In particular I tried to show $(Q,x+Q^2,Q^3,..)$ in gr$R$ has these properties where $x\in Q-Q^2$. Note that $Q\neq Q^2$ else gr$R$ is a field which is a contradiction since know dim(gr$R$)$=$dim($R)\gt1$. For this example to work I really want something of the form that if $x.y\in Q^n $ where $y\in Q^{n-2}$ then $y\in Q^{n-1}$. This is true for $n=2$ by using $R/Q$ field.
Another thing is that this result is a step to prove another result which implied $Q^i \neq Q^{i+1}$ for all $i$. It is clear that what I claimed in the last paragraph would be false without this.
I might be mixing up things, but intuitively I think you need stronger assumptions on $R$: The dimension of $R$ concerns the minimal primes of $R$ (geometrically, the irreducible components of $\text{Spec}(R)$) while the (non-)presence of zero-divisors concerns the associated primes of $R$ (geometrically, the 'virtual' irreducible components of $\text{Spec}(R)$), not all of which need to be minimal.

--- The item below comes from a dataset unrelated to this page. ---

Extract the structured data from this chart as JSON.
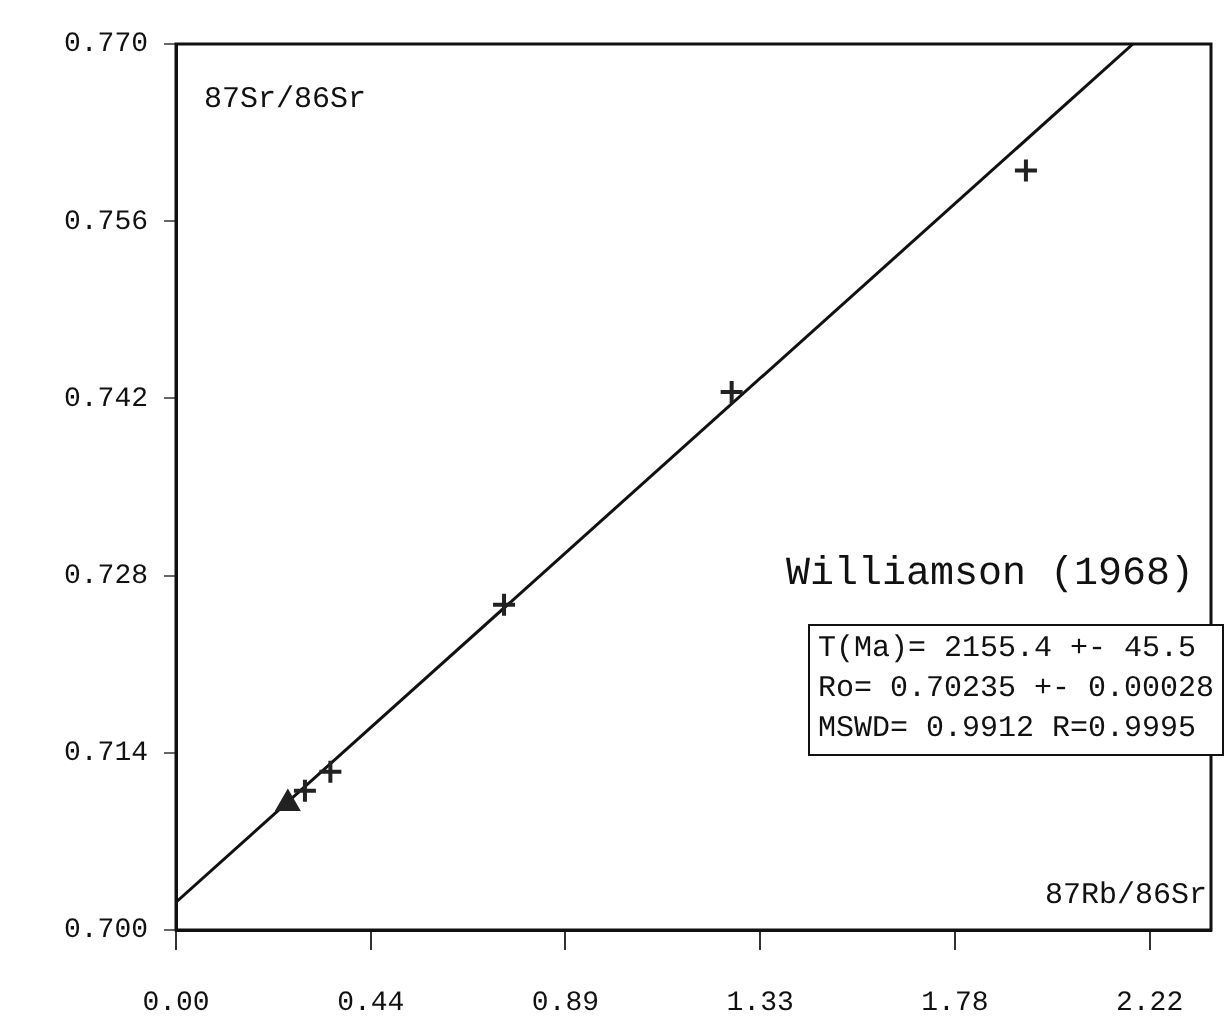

Example: Begin with the $n$-plane $S=k[x_1,...,x_n]$ and build $R$ from $S$ by adding an infinitesimal line at the origin, i.e. $R := S[t]/(t^2, tx_1,...,tx_n)$. Then $R$ stil has dimension $n$, but any homogeneous element of positive degreee annihilates $t$, hence is a zero-divisor. So, in the associated graded of $R$ with respect to ${\mathfrak m} = (t,x_1,...,x_n)$, any homogeneous non-unit is a zero-divisor.